Do you have a family cottage – maybe one that’s been in the family for many years?
Did you know that your cottage is not safe from capital gains? Yes, there really aren’t many assets left that we own that don’t attract some form of tax.
Capital gains in this type of situation are straightforward. If you sell your cottage for more than its purchase price you will be taxed on the difference. In Ontario, that tax is approximately 25% of the difference in purchase price and the eventual sale value.
With the housing boom in recent years, most properties have seen a significant increase in value. What does that mean? Well, the capital gain you pay on that picturesque little cottage you purchased back in 2006 is going to be a tidy sum.
Whether you sell your cottage or gift it to your kids, capital gains can be largely unavoidable.
However, there are ways to plan when it comes to dealing with capital gains on your cottage.
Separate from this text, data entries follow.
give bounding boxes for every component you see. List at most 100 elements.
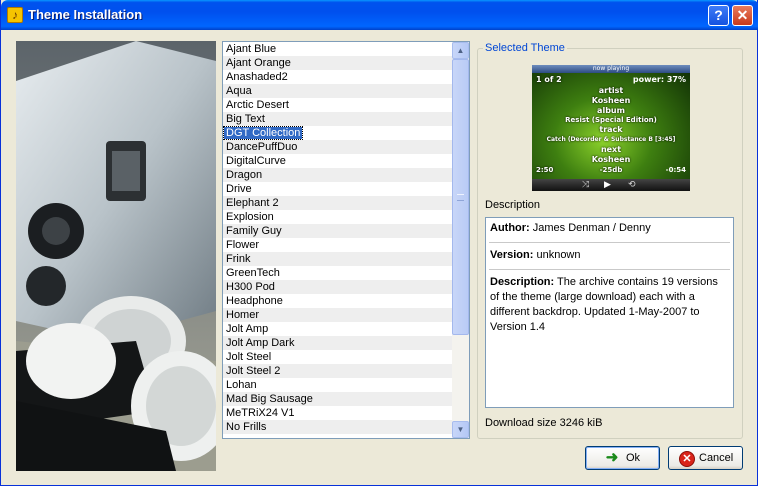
- theme-list-item[interactable]: GreenTech: [223, 266, 453, 280]
- preview-remaining: -0:54: [665, 166, 686, 174]
- theme-list-item-label: No Frills: [226, 421, 267, 433]
- version-key: Version:: [490, 249, 534, 261]
- preview-artist: Kosheen: [591, 96, 631, 105]
- theme-list-item[interactable]: DigitalCurve: [223, 154, 453, 168]
- theme-list-item[interactable]: Arctic Desert: [223, 98, 453, 112]
- author-key: Author:: [490, 222, 530, 234]
- theme-list-item-label: Homer: [226, 309, 260, 321]
- theme-list-item-label: Big Text: [226, 113, 265, 125]
- version-row: Version: unknown: [489, 248, 730, 270]
- theme-list-item[interactable]: H300 Pod: [223, 280, 453, 294]
- theme-list-item[interactable]: Elephant 2: [223, 196, 453, 210]
- theme-list-item[interactable]: Headphone: [223, 294, 453, 308]
- theme-list-item[interactable]: Dragon: [223, 168, 453, 182]
- theme-list-item-label: Ajant Blue: [226, 43, 277, 55]
- theme-list-item[interactable]: Homer: [223, 308, 453, 322]
- theme-list-item-label: MeTRiX24 V1: [226, 407, 295, 419]
- ok-button[interactable]: ➜ Ok: [585, 446, 660, 470]
- theme-list-item-label: Jolt Steel 2: [226, 365, 281, 377]
- preview-next: Kosheen: [591, 155, 631, 164]
- scroll-up-arrow-icon[interactable]: ▲: [452, 42, 469, 59]
- theme-list-item[interactable]: Ajant Blue: [223, 42, 453, 56]
- theme-preview-image: now playing 1 of 2 power: 37% artist Kos…: [532, 65, 690, 191]
- theme-list-item[interactable]: Drive: [223, 182, 453, 196]
- theme-list-item-label: Lohan: [226, 379, 257, 391]
- theme-list-item[interactable]: Mad Big Sausage: [223, 392, 453, 406]
- theme-list-item-label: Headphone: [226, 295, 283, 307]
- theme-list-item[interactable]: Jolt Steel: [223, 350, 453, 364]
- window-title: Theme Installation: [28, 7, 143, 22]
- preview-album-label: album: [597, 106, 625, 115]
- theme-list-item-label: GreenTech: [226, 267, 280, 279]
- theme-list-item[interactable]: Jolt Steel 2: [223, 364, 453, 378]
- theme-list-item-label: Anashaded2: [226, 71, 288, 83]
- theme-list-item[interactable]: Aqua: [223, 84, 453, 98]
- theme-list-item-label: Explosion: [226, 211, 274, 223]
- theme-list-item-label: Dragon: [226, 169, 263, 181]
- theme-list-item[interactable]: Lohan: [223, 378, 453, 392]
- preview-artist-label: artist: [598, 86, 624, 95]
- cancel-label: Cancel: [699, 452, 734, 464]
- version-value: unknown: [533, 249, 581, 261]
- theme-backdrop-photo: [16, 41, 216, 471]
- preview-album: Resist (Special Edition): [565, 116, 657, 124]
- theme-list-item-label: DigitalCurve: [226, 155, 286, 167]
- cancel-icon: ✕: [679, 451, 695, 467]
- preview-power: power: 37%: [632, 75, 686, 84]
- theme-list-item[interactable]: Anashaded2: [223, 70, 453, 84]
- theme-listbox[interactable]: Ajant Blue Ajant Orange Anashaded2 Aqua Arct…: [222, 41, 470, 439]
- theme-list-item-label: Arctic Desert: [226, 99, 289, 111]
- theme-list-item[interactable]: Explosion: [223, 210, 453, 224]
- theme-list-item-label: Aqua: [226, 85, 252, 97]
- theme-list-item[interactable]: DGT Collection: [223, 126, 453, 140]
- backdrop-image: [16, 41, 216, 471]
- theme-list-item[interactable]: Big Text: [223, 112, 453, 126]
- description-label: Description: [485, 199, 541, 211]
- author-row: Author: James Denman / Denny: [489, 221, 730, 243]
- repeat-icon: ⟲: [628, 180, 636, 190]
- scroll-thumb[interactable]: [452, 59, 469, 335]
- theme-list-item-label: Mad Big Sausage: [226, 393, 313, 405]
- scroll-down-arrow-icon[interactable]: ▼: [452, 421, 469, 438]
- theme-list-item[interactable]: Family Guy: [223, 224, 453, 238]
- close-button[interactable]: ✕: [732, 5, 753, 26]
- theme-list-item-label: Drive: [226, 183, 252, 195]
- theme-list-item-label: Elephant 2: [226, 197, 279, 209]
- arrow-right-icon: ➜: [605, 449, 619, 466]
- theme-list-item-label: DancePuffDuo: [226, 141, 298, 153]
- theme-list-item-label: Jolt Steel: [226, 351, 272, 363]
- theme-list-item-label: Ajant Orange: [226, 57, 291, 69]
- preview-track: Catch (Decorder & Substance B [3:45]: [546, 136, 676, 143]
- theme-list-item-label: Family Guy: [226, 225, 282, 237]
- title-bar[interactable]: ♪ Theme Installation ? ✕: [1, 0, 758, 30]
- scroll-grip-icon: [457, 194, 464, 201]
- theme-list-item-label: Flower: [226, 239, 260, 251]
- theme-list-item-label: Jolt Amp: [226, 323, 269, 335]
- list-scrollbar[interactable]: ▲ ▼: [452, 42, 469, 438]
- theme-list-item[interactable]: Jolt Amp Dark: [223, 336, 453, 350]
- description-key: Description:: [490, 276, 555, 288]
- preview-header: now playing: [532, 65, 690, 73]
- ok-label: Ok: [626, 452, 641, 464]
- theme-list-items: Ajant Blue Ajant Orange Anashaded2 Aqua Arct…: [223, 42, 453, 434]
- theme-list-item[interactable]: Jolt Amp: [223, 322, 453, 336]
- app-note-icon: ♪: [7, 7, 23, 23]
- theme-list-item[interactable]: Ajant Orange: [223, 56, 453, 70]
- theme-list-item[interactable]: No Frills: [223, 420, 453, 434]
- play-icon: ▶: [604, 180, 611, 190]
- shuffle-icon: ⤨: [582, 180, 590, 190]
- theme-list-item-label: Jolt Amp Dark: [226, 337, 295, 349]
- theme-list-item-label: Frink: [226, 253, 251, 265]
- description-box: Author: James Denman / Denny Version: un…: [485, 217, 734, 408]
- help-button[interactable]: ?: [708, 5, 729, 26]
- cancel-button[interactable]: ✕ Cancel: [668, 446, 743, 470]
- preview-controls: ⤨ ▶ ⟲: [532, 179, 690, 191]
- theme-list-item[interactable]: Frink: [223, 252, 453, 266]
- description-row: Description: The archive contains 19 ver…: [489, 275, 730, 341]
- theme-list-item[interactable]: DancePuffDuo: [223, 140, 453, 154]
- theme-installation-window: ♪ Theme Installation ? ✕ Ajant Blue Ajan…: [0, 0, 758, 486]
- preview-track-label: track: [599, 125, 623, 134]
- theme-list-item[interactable]: MeTRiX24 V1: [223, 406, 453, 420]
- theme-list-item-label: H300 Pod: [226, 281, 275, 293]
- theme-list-item[interactable]: Flower: [223, 238, 453, 252]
First, you can consider setting up a fund and saving for the capital gain payment in advance – years before you end up selling or otherwise disposing of the property.
You can consider setting up a living trust for the cottage. While this approach gives you greater long-term control over your cottage, you’ll likely still be taxed for capital gains to the date of the transfer.
Purchasing life insurance is another option to addressing capital gains of this nature. Couples can consider buying a joint and last-to-die life insurance policy. This type of policy, which costs less than an individual policy, is paid out when the surviving spouse dies. If the couple initially holds the property jointly with a right of survivorship, the property passes solely to the surviving spouse when the first spouse passes away. Eventually the cottage can be passed on to the surviving spouse’s beneficiaries under their will. At the death of the second spouse the insurance benefit is paid to their beneficiary or their estate which can be used to cover the tax bill.
If you are nearing retirement and your cottage has appreciated in value more than your current home, you can consider designating your cottage as your primary residence and selling your home. The Canada Revenue Agency will allow this “principal residence exemption” only if you report the sale and designation of the principal residence in the capital gains section of your tax return.
The above are just a few options you can consider. Whichever option you choose, each has its advantages and drawbacks. Be sure to consult with a lawyer to determine which option is best for you. In the meantime, enjoy some time away at that capital gains magnet of yours – er, we mean your cottage.